A<- c(-1,1,-1,1,-1,1,-1,1,-1,1,-1,1,-1,1,-1,1,-1,1,-1,1,-1,1,-1,1,-1,1,-1,1,-1,1,-1,1)
B<- c(-1,-1,1,1,-1,-1,1,1,-1,-1,1,1,-1,-1,1,1,-1,-1,1,1,-1,-1,1,1,-1,-1,1,1,-1,-1,1,1)
D<- c(-1,-1,-1,-1,-1,-1,-1,-1,1,1,1,1,1,1,1,1,-1,-1,-1,-1,-1,-1,-1,-1,1,1,1,1,1,1,1,1)
E<- c(-1,-1,-1,-1,-1,-1,-1,-1,-1,-1,-1,-1,-1,-1,-1,-1,1,1,1,1,1,1,1,1,1,1,1,1,1,1,1,1)
obs<- c(8.11,5.56,5.77,5.82,9.17,7.8,3.23,5.69,8.82,14.23,9.2,8.94,8.68,11.49,6.25,9.12,7.93,5,7.47,12,9.86,3.65,6.4,11.61,12.43,17.55,8.87,25.38,13.06,18.85,11.78,26.05)

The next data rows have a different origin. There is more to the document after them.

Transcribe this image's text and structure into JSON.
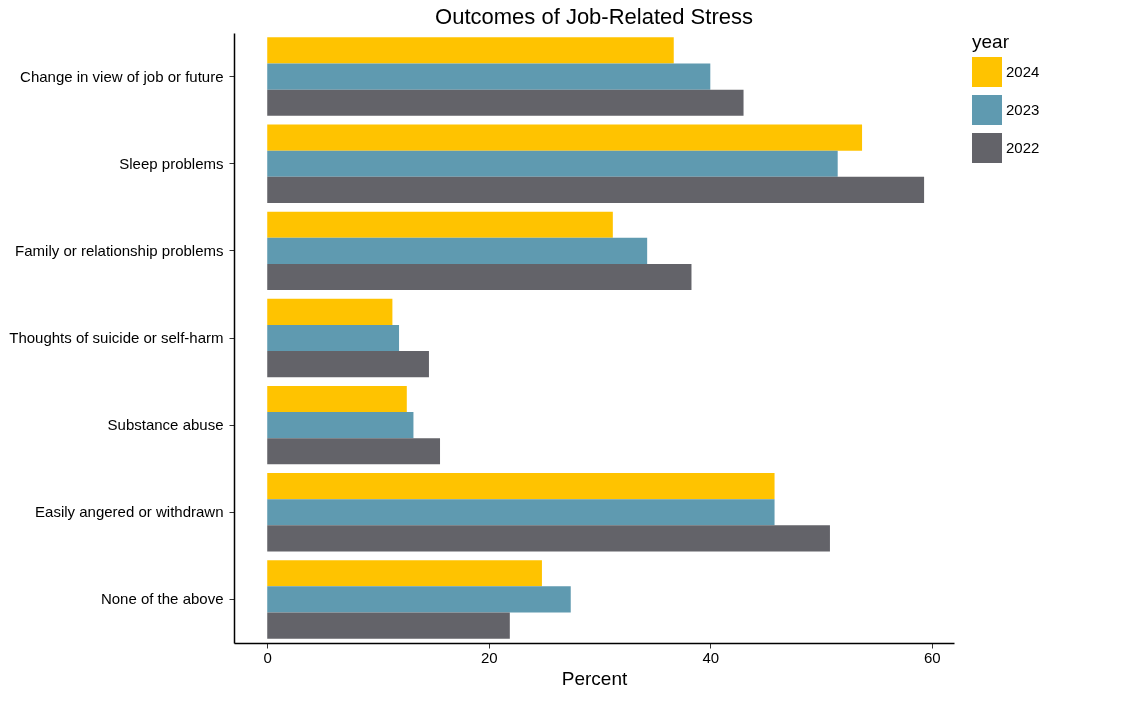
{
  "chart_data": {
    "type": "bar",
    "orientation": "horizontal",
    "title": "Outcomes of Job-Related Stress",
    "xlabel": "Percent",
    "legend_title": "year",
    "legend": "right",
    "grid": false,
    "categories": [
      "Change in view of job or future",
      "Sleep problems",
      "Family or relationship problems",
      "Thoughts of suicide or self-harm",
      "Substance abuse",
      "Easily angered or withdrawn",
      "None of the above"
    ],
    "series": [
      {
        "name": "2024",
        "color": "#ffc300",
        "values": [
          36.7,
          53.7,
          31.2,
          11.3,
          12.6,
          45.8,
          24.8
        ]
      },
      {
        "name": "2023",
        "color": "#5f9ab0",
        "values": [
          40.0,
          51.5,
          34.3,
          11.9,
          13.2,
          45.8,
          27.4
        ]
      },
      {
        "name": "2022",
        "color": "#636369",
        "values": [
          43.0,
          59.3,
          38.3,
          14.6,
          15.6,
          50.8,
          21.9
        ]
      }
    ],
    "xlim": [
      -3,
      62
    ],
    "xticks": [
      0,
      20,
      40,
      60
    ]
  }
}
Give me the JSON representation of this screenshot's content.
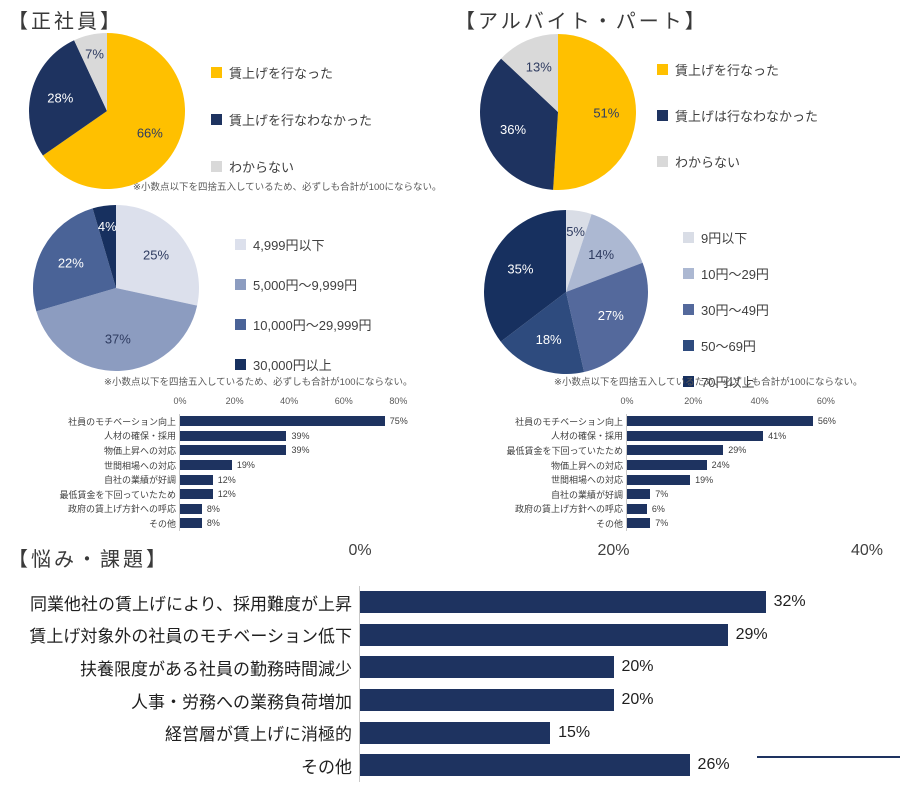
{
  "panels": {
    "seishain": {
      "title": "【正社員】"
    },
    "arbeit": {
      "title": "【アルバイト・パート】"
    },
    "nayami": {
      "title": "【悩み・課題】"
    }
  },
  "chart_data": [
    {
      "id": "seishain_raise_pie",
      "type": "pie",
      "panel": "正社員",
      "labels": [
        "賃上げを行なった",
        "賃上げを行なわなかった",
        "わからない"
      ],
      "values": [
        66,
        28,
        7
      ],
      "unit": "%",
      "colors": [
        "#FFC000",
        "#1E3360",
        "#D9D9D9"
      ],
      "legend_position": "right",
      "footnote": "※小数点以下を四捨五入しているため、必ずしも合計が100にならない。"
    },
    {
      "id": "seishain_raise_amount_pie",
      "type": "pie",
      "panel": "正社員",
      "labels": [
        "4,999円以下",
        "5,000円〜9,999円",
        "10,000円〜29,999円",
        "30,000円以上"
      ],
      "values": [
        25,
        37,
        22,
        4
      ],
      "unit": "%",
      "colors": [
        "#DCE0EC",
        "#8C9CC0",
        "#4A6397",
        "#17305F"
      ],
      "legend_position": "right",
      "footnote": "※小数点以下を四捨五入しているため、必ずしも合計が100にならない。"
    },
    {
      "id": "seishain_raise_reasons_bar",
      "type": "bar",
      "orientation": "horizontal",
      "panel": "正社員",
      "categories": [
        "社員のモチベーション向上",
        "人材の確保・採用",
        "物価上昇への対応",
        "世間相場への対応",
        "自社の業績が好調",
        "最低賃金を下回っていたため",
        "政府の賃上げ方針への呼応",
        "その他"
      ],
      "values": [
        75,
        39,
        39,
        19,
        12,
        12,
        8,
        8
      ],
      "unit": "%",
      "xlim": [
        0,
        80
      ],
      "ticks": [
        "0%",
        "20%",
        "40%",
        "60%",
        "80%"
      ],
      "bar_color": "#1E3360",
      "grid": false
    },
    {
      "id": "arbeit_raise_pie",
      "type": "pie",
      "panel": "アルバイト・パート",
      "labels": [
        "賃上げを行なった",
        "賃上げは行なわなかった",
        "わからない"
      ],
      "values": [
        51,
        36,
        13
      ],
      "unit": "%",
      "colors": [
        "#FFC000",
        "#1E3360",
        "#D9D9D9"
      ],
      "legend_position": "right"
    },
    {
      "id": "arbeit_raise_amount_pie",
      "type": "pie",
      "panel": "アルバイト・パート",
      "labels": [
        "9円以下",
        "10円〜29円",
        "30円〜49円",
        "50〜69円",
        "70円以上"
      ],
      "values": [
        5,
        14,
        27,
        18,
        35
      ],
      "unit": "%",
      "colors": [
        "#D9DDE6",
        "#ACB8D2",
        "#54699C",
        "#2E4B7E",
        "#17305F"
      ],
      "legend_position": "right",
      "footnote": "※小数点以下を四捨五入しているため、必ずしも合計が100にならない。"
    },
    {
      "id": "arbeit_raise_reasons_bar",
      "type": "bar",
      "orientation": "horizontal",
      "panel": "アルバイト・パート",
      "categories": [
        "社員のモチベーション向上",
        "人材の確保・採用",
        "最低賃金を下回っていたため",
        "物価上昇への対応",
        "世間相場への対応",
        "自社の業績が好調",
        "政府の賃上げ方針への呼応",
        "その他"
      ],
      "values": [
        56,
        41,
        29,
        24,
        19,
        7,
        6,
        7
      ],
      "unit": "%",
      "xlim": [
        0,
        60
      ],
      "ticks": [
        "0%",
        "20%",
        "40%",
        "60%"
      ],
      "bar_color": "#1E3360",
      "grid": false
    },
    {
      "id": "nayami_kadai_bar",
      "type": "bar",
      "orientation": "horizontal",
      "panel": "悩み・課題",
      "categories": [
        "同業他社の賃上げにより、採用難度が上昇",
        "賃上げ対象外の社員のモチベーション低下",
        "扶養限度がある社員の勤務時間減少",
        "人事・労務への業務負荷増加",
        "経営層が賃上げに消極的",
        "その他"
      ],
      "values": [
        32,
        29,
        20,
        20,
        15,
        26
      ],
      "unit": "%",
      "xlim": [
        0,
        40
      ],
      "ticks": [
        "0%",
        "20%",
        "40%"
      ],
      "bar_color": "#1E3360",
      "grid": false
    }
  ]
}
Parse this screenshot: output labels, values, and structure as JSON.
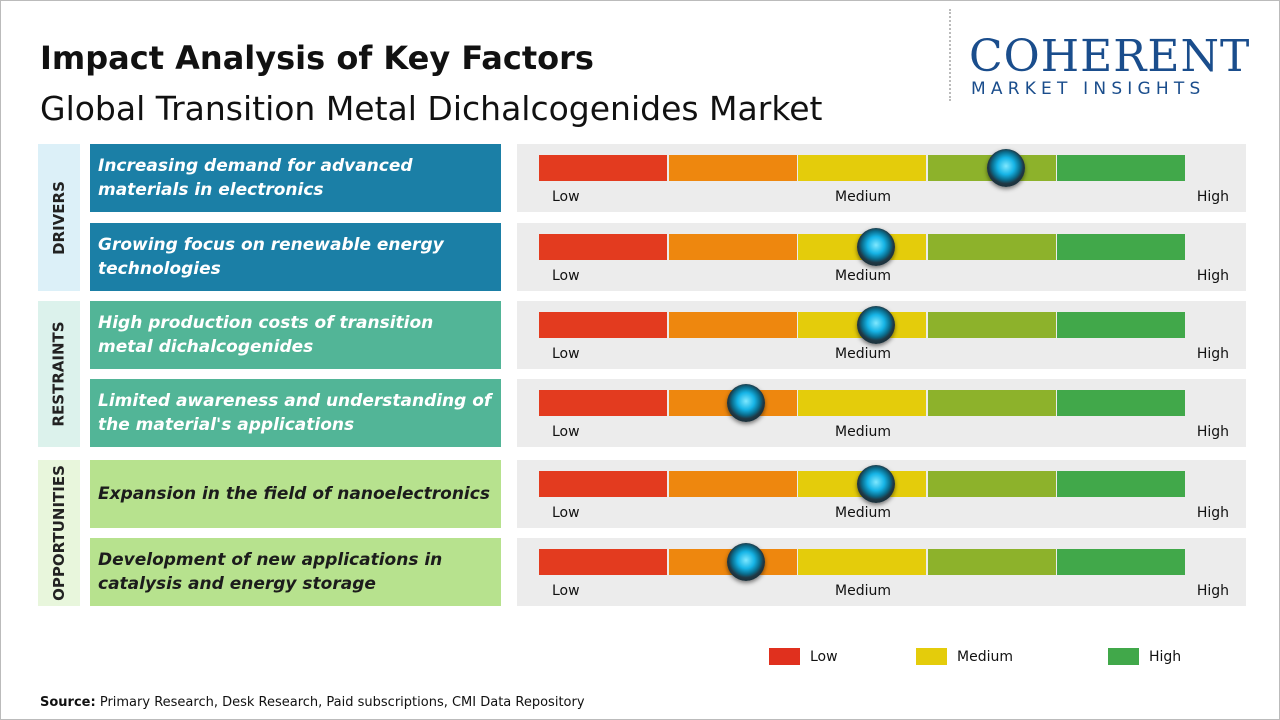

dat<- data.frame(A,B,D,E,obs)
model4<- lm(obs~A*B*D*E,data =dat)
coef(model4)
## (Intercept) A B D E A:B
## 10.1803125 1.6159375 0.0434375 2.9884375 2.1878125 1.2365625
## A:D B:D A:E B:E D:E A:B:D
## 1.6665625 -0.0134375 1.0271875 1.2834375 1.3896875 -0.3453125
## A:B:E A:D:E B:D:E A:B:D:E
## 1.1853125 0.9015625 -0.0396875 0.4071875
halfnormal(model4)
##
## Significant effects (alpha=0.05, Lenth method):
## [1] D E A:D A D:E B:E A:B A:B:E A:E A:D:E e10
summary(model4)
##
## Call:
## lm.default(formula = obs ~ A * B * D * E, data = dat)
##
## Residuals:
## Min 1Q Median 3Q Max
## -1.4750 -0.5637 0.0000 0.5637 1.4750
##
## Coefficients:
## Estimate Std. Error t value Pr(>|t|)
## (Intercept) 10.18031 0.21360 47.661 < 2e-16 ***
## A 1.61594 0.21360 7.565 1.14e-06 ***
## B 0.04344 0.21360 0.203 0.841418
## D 2.98844 0.21360 13.991 2.16e-10 ***
## E 2.18781 0.21360 10.243 1.97e-08 ***
## A:B 1.23656 0.21360 5.789 2.77e-05 ***
## A:D 1.66656 0.21360 7.802 7.66e-07 ***
## B:D -0.01344 0.21360 -0.063 0.950618
## A:E 1.02719 0.21360 4.809 0.000193 ***
## B:E 1.28344 0.21360 6.009 1.82e-05 ***
## D:E 1.38969 0.21360 6.506 7.24e-06 ***
## A:B:D -0.34531 0.21360 -1.617 0.125501
## A:B:E 1.18531 0.21360 5.549 4.40e-05 ***
## A:D:E 0.90156 0.21360 4.221 0.000650 ***
## B:D:E -0.03969 0.21360 -0.186 0.854935
## A:B:D:E 0.40719 0.21360 1.906 0.074735 .
## ---
## Signif. codes: 0 '***' 0.001 '**' 0.01 '*' 0.05 '.' 0.1 ' ' 1
##
## Residual standard error: 1.208 on 16 degrees of freedom
## Multiple R-squared: 0.9744, Adjusted R-squared: 0.9504
## F-statistic: 40.58 on 15 and 16 DF, p-value: 7.07e-10
model5<- aov(obs~A+B+D+E+A*B+A*D+A*E+B*E+D*E+A*B*E+A*D*E,data=dat)
summary(model5)
## Df Sum Sq Mean Sq F value Pr(>F)
## A 1 83.56 83.56 51.362 6.10e-07 ***
## B 1 0.06 0.06 0.037 0.849178
## D 1 285.78 285.78 175.664 2.30e-11 ***
## E 1 153.17 153.17 94.149 5.24e-09 ***
## A:B 1 48.93 48.93 30.076 2.28e-05 ***
## A:D 1 88.88 88.88 54.631 3.87e-07 ***
## A:E 1 33.76 33.76 20.754 0.000192 ***
## B:E 1 52.71 52.71 32.400 1.43e-05 ***
## D:E 1 61.80 61.80 37.986 5.07e-06 ***
## A:B:E 1 44.96 44.96 27.635 3.82e-05 ***
## A:D:E 1 26.01 26.01 15.988 0.000706 ***
## Residuals 20 32.54 1.63
## ---
## Signif. codes: 0 '***' 0.001 '**' 0.01 '*' 0.05 '.' 0.1 ' ' 1
plot(model5)
## hat values (leverages) are all = 0.375
## and there are no factor predictors; no plot no. 5
Factor C was dropped totally from our model initially because it seemed insignificant. After dropping factor C we realized that from the half-normal plots that A,D,E,A:D,D:E,B:E,A:B,A:E,A:B:E,A:D:E are significant
The confirmation of the half normal plot was double checked using ANOVA analysis that showed that the above factors mentioned were significant
Which was similar to the results gotten when factor C was included.
Fitting our model in a linear equation we can see that
\(Y_{i,j,k,l}=10.18031+1.61594\alpha _{i}+0.04344\beta_{j}+2.98844\gamma_{k}+2.18781\delta_{l}+ \epsilon_{ijkl}\)
To maximize the predicted response, the above linear model should be follows
Note
Because all the factors are of positive coefficient, therefore they should be at a +1 level to produce maximum response.